Secrets of the Night | |
Director: | Herbert Blaché |
Screenplay: | Edward J. Montagne |
Starring: | James Kirkwood |
Cinematography: | Gilbert Warrenton |
Studio: | Universal Pictures |
Distributor: | Universal Pictures |
Runtime: | 64 minutes, 7 reels (6700 ft) |
Country: | United States |
Language: | Silent (English intertitles) |
Secrets of the Night is a 1924 American silent film directed by Herbert Blaché and made at Universal Pictures. The black-and-white “murder mystery-melodrama comedy” stars James Kirkwood Sr., Madge Bellamy, and ZaSu Pitts.[1] It was adapted from the play The Nightcap written by Guy Bolton and Max Marcin. The film was thought lost until a print of the film was rediscovered in a basement in Mississauga, Ontario, in 2017.[2]

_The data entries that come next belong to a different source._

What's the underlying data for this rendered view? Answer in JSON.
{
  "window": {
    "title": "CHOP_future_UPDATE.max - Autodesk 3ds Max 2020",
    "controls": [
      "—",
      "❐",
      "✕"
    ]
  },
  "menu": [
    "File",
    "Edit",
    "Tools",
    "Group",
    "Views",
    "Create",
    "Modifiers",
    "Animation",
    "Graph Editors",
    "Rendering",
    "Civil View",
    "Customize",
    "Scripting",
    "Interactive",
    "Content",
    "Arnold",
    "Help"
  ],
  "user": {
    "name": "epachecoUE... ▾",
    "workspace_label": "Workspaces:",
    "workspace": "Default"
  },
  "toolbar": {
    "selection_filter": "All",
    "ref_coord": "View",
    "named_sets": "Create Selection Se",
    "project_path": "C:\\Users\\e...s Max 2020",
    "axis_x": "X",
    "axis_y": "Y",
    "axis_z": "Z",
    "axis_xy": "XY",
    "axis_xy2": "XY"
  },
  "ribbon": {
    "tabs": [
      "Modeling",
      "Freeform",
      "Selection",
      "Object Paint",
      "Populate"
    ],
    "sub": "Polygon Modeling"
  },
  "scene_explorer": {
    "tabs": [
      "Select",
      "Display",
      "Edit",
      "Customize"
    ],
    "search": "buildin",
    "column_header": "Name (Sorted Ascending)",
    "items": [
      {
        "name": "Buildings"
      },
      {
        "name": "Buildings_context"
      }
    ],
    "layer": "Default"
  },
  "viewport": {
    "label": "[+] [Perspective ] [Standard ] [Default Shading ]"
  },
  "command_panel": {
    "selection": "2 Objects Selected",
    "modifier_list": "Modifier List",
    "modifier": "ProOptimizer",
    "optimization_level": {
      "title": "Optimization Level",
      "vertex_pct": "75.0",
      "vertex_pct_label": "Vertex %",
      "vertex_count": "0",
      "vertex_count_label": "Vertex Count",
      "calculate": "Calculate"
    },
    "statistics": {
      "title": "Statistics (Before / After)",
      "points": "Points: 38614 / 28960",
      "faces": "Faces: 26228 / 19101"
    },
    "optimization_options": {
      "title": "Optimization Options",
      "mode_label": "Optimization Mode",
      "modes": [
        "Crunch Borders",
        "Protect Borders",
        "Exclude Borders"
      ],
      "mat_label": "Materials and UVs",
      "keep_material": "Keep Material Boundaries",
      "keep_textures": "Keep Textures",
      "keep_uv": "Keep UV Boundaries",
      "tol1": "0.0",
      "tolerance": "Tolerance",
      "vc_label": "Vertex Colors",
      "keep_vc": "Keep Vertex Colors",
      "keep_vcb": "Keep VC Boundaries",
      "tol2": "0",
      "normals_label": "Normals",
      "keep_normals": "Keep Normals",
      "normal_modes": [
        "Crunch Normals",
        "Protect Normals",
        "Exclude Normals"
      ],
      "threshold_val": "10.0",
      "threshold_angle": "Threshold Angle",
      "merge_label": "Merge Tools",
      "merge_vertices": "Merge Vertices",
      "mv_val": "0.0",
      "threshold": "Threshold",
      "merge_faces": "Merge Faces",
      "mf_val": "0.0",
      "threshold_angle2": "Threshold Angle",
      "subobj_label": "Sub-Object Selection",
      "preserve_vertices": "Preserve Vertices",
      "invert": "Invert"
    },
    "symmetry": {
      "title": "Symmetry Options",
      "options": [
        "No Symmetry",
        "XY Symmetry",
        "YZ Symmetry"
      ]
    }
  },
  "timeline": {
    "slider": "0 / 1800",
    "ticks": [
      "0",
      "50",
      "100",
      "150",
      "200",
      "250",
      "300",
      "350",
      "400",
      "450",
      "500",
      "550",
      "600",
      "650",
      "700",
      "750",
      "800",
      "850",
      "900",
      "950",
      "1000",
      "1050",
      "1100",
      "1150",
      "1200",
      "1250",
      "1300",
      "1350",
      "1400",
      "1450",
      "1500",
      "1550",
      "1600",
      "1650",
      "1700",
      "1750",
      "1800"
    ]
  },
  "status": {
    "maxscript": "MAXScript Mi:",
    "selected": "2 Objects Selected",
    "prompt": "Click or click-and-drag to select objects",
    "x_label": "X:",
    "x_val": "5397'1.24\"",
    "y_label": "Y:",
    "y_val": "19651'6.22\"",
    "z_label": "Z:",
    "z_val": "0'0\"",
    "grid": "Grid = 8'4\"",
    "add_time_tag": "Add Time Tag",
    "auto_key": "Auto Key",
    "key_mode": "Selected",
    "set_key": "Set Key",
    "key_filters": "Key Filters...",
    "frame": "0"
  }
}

Robert Andrews, president of a bank, invites the bank examiner and several directors to his home for a house party in order to keep him from examining the books and discovering a big shortage. Andrews quarrels with young Hammond, who is in love with his ward, Anne Maynard, and also with Lester Knowles, who is jealous of the friendship between Andrews and his wife Margaret. Andrews courts death as his insurance money will cover the shortage. A little later he is "killed” in Mrs. Knowles’ room following a series of mysterious happenings. The coroner and police find that practically every one has a motive for wanting to get rid of him and suspicion points with about equal force in several directions. This causes the coroner to ask, "Is there anyone in this crowd that did not have a reason for killing Andrews?" Everything is in a turmoil until it is discovered that Andrews is still alive. Cornered, he explains it was all a frame-up to distract the bank examiner’s attention from the shortage, which has been repaid, and it develops that the bank examiner has given up his job and is now trying to sell real estate.[3]

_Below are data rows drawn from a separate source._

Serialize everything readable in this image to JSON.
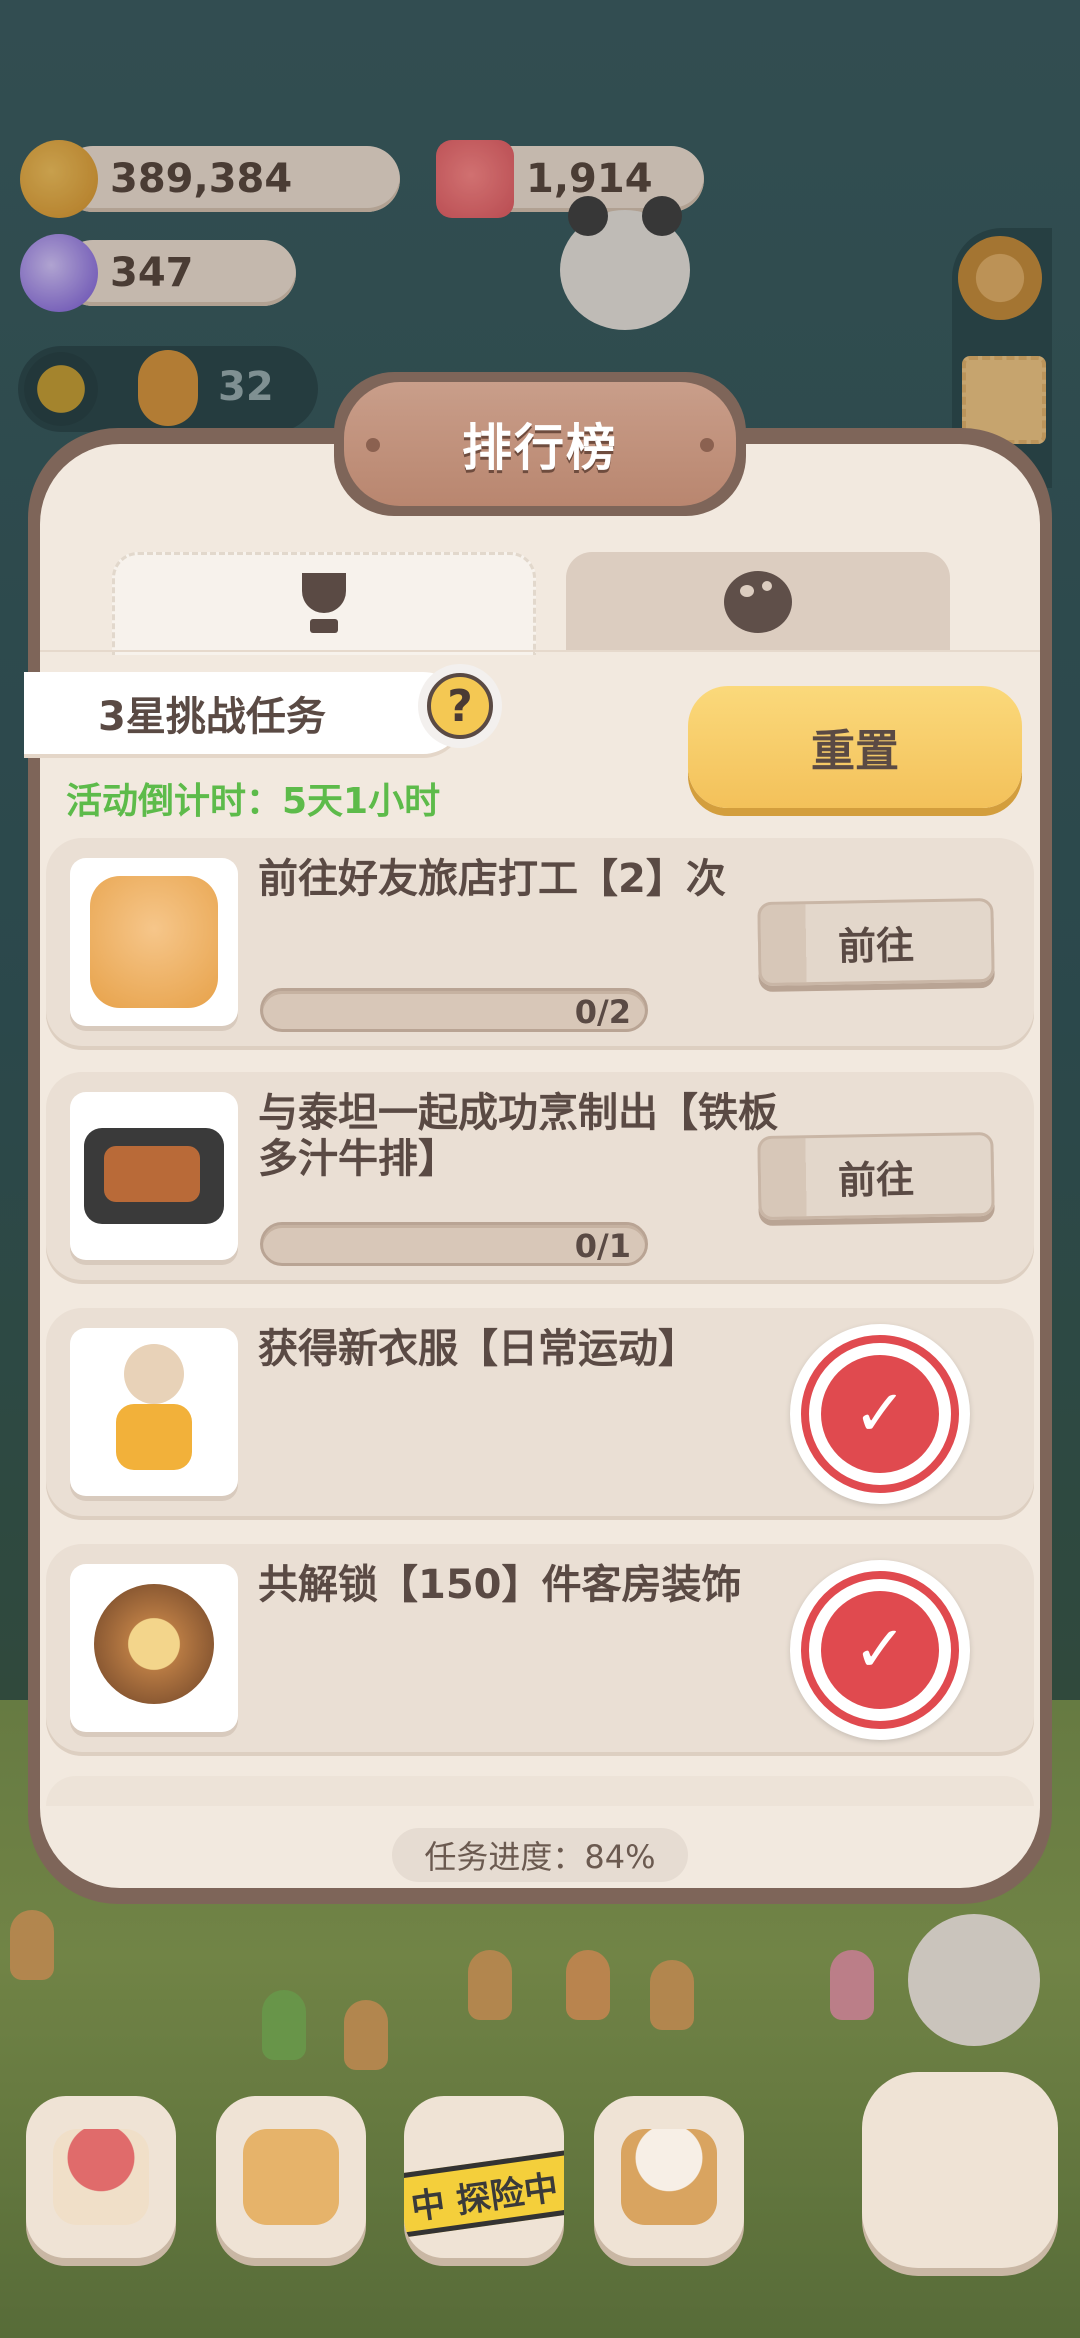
{
  "resources": {
    "cookies": "389,384",
    "candles": "1,914",
    "candies": "347",
    "helper_count": "32"
  },
  "panel": {
    "title": "排行榜",
    "tabs": [
      {
        "icon": "trophy-icon",
        "active": true
      },
      {
        "icon": "planet-icon",
        "active": false
      }
    ],
    "challenge_label": "3星挑战任务",
    "help_symbol": "?",
    "countdown": "活动倒计时：5天1小时",
    "reset_label": "重置",
    "tasks": [
      {
        "title": "前往好友旅店打工【2】次",
        "progress": "0/2",
        "action": "前往",
        "done": false
      },
      {
        "title": "与泰坦一起成功烹制出【铁板多汁牛排】",
        "progress": "0/1",
        "action": "前往",
        "done": false
      },
      {
        "title": "获得新衣服【日常运动】",
        "done": true
      },
      {
        "title": "共解锁【150】件客房装饰",
        "done": true
      }
    ],
    "overall_progress": "任务进度：84%"
  },
  "bottom_nav": {
    "explore_label": "中 探险中"
  },
  "colors": {
    "accent_green": "#5dbb4a",
    "reset_yellow": "#f3c15a",
    "stamp_red": "#e04a4f",
    "panel_brown": "#7e6559"
  }
}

Consistent with the practice at that time, the comic role of the butler Thomas Jefferson White was played by Wilson in blackface. The use of white actors in blackface for black character roles in Hollywood films did not begin to decline until the late 1930s, and is now considered highly offensive, disrespectful, and racist.

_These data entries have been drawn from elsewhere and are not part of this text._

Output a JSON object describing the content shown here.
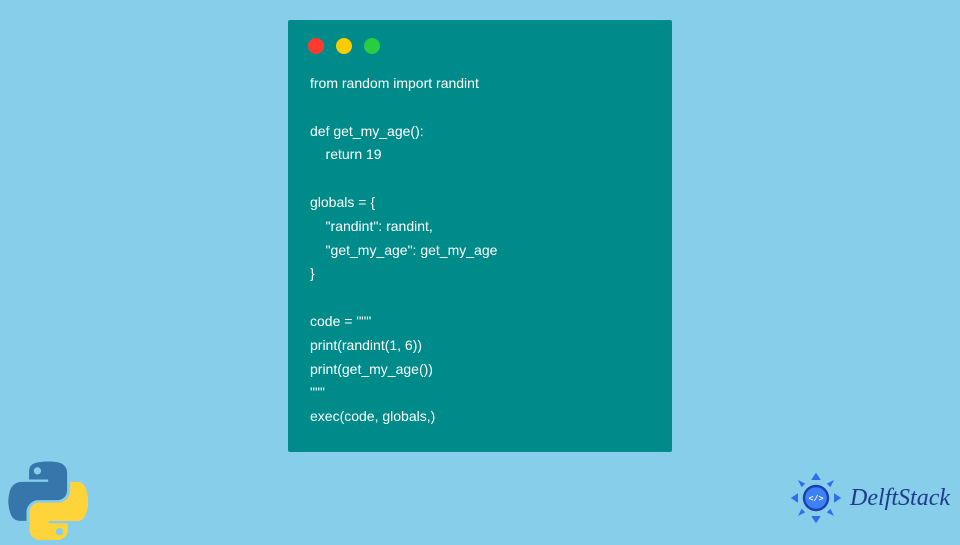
{
  "code": {
    "lines": "from random import randint\n\ndef get_my_age():\n    return 19\n\nglobals = {\n    \"randint\": randint,\n    \"get_my_age\": get_my_age\n}\n\ncode = \"\"\"\nprint(randint(1, 6))\nprint(get_my_age())\n\"\"\"\nexec(code, globals,)"
  },
  "brand": {
    "name": "DelftStack"
  },
  "colors": {
    "background": "#87CEEB",
    "window": "#008B8B",
    "traffic_red": "#FF3B30",
    "traffic_yellow": "#FFCC00",
    "traffic_green": "#28CD41"
  }
}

For many years, it was believed that Secrets of the Night was a lost film.[4] A partial 16 mm print exists in a private collection, missing the original opening credits and three scenes from the ending. A complete copy of the film was rediscovered by Richard Scott in his basement, a former Winnipegger now living in Mississauga, Ontario. Scott's father used to work at the Eatons department store in Winnipeg; the store had offered a film library, but shut it down in the 1940s and got rid of its stock. His father brought home 15 films and a projector. The films then sat in a box in Scott's basement for 30 years before being rediscovered in early 2017. Upon discovery, Scott contacted the L. Jeffrey Selznick School of Film Preservation at the George Eastman Museum in Rochester, New York, about the films. Museum staff put him in touch with a media archivist at the University of Toronto, who went to Scott's home and picked up the box films to examine back at the school. After a few weeks, the University got back to him; they were going to restore and digitize all the films. The newly restored Secrets of the Night was then screened for Scott and 100 guests at the University of Toronto in March 2017, with pianist Jordan Klapman providing the soundtrack.[5] Klapman performed another accompaniment of the film virtually for the University of Toronto on March 2, 2021.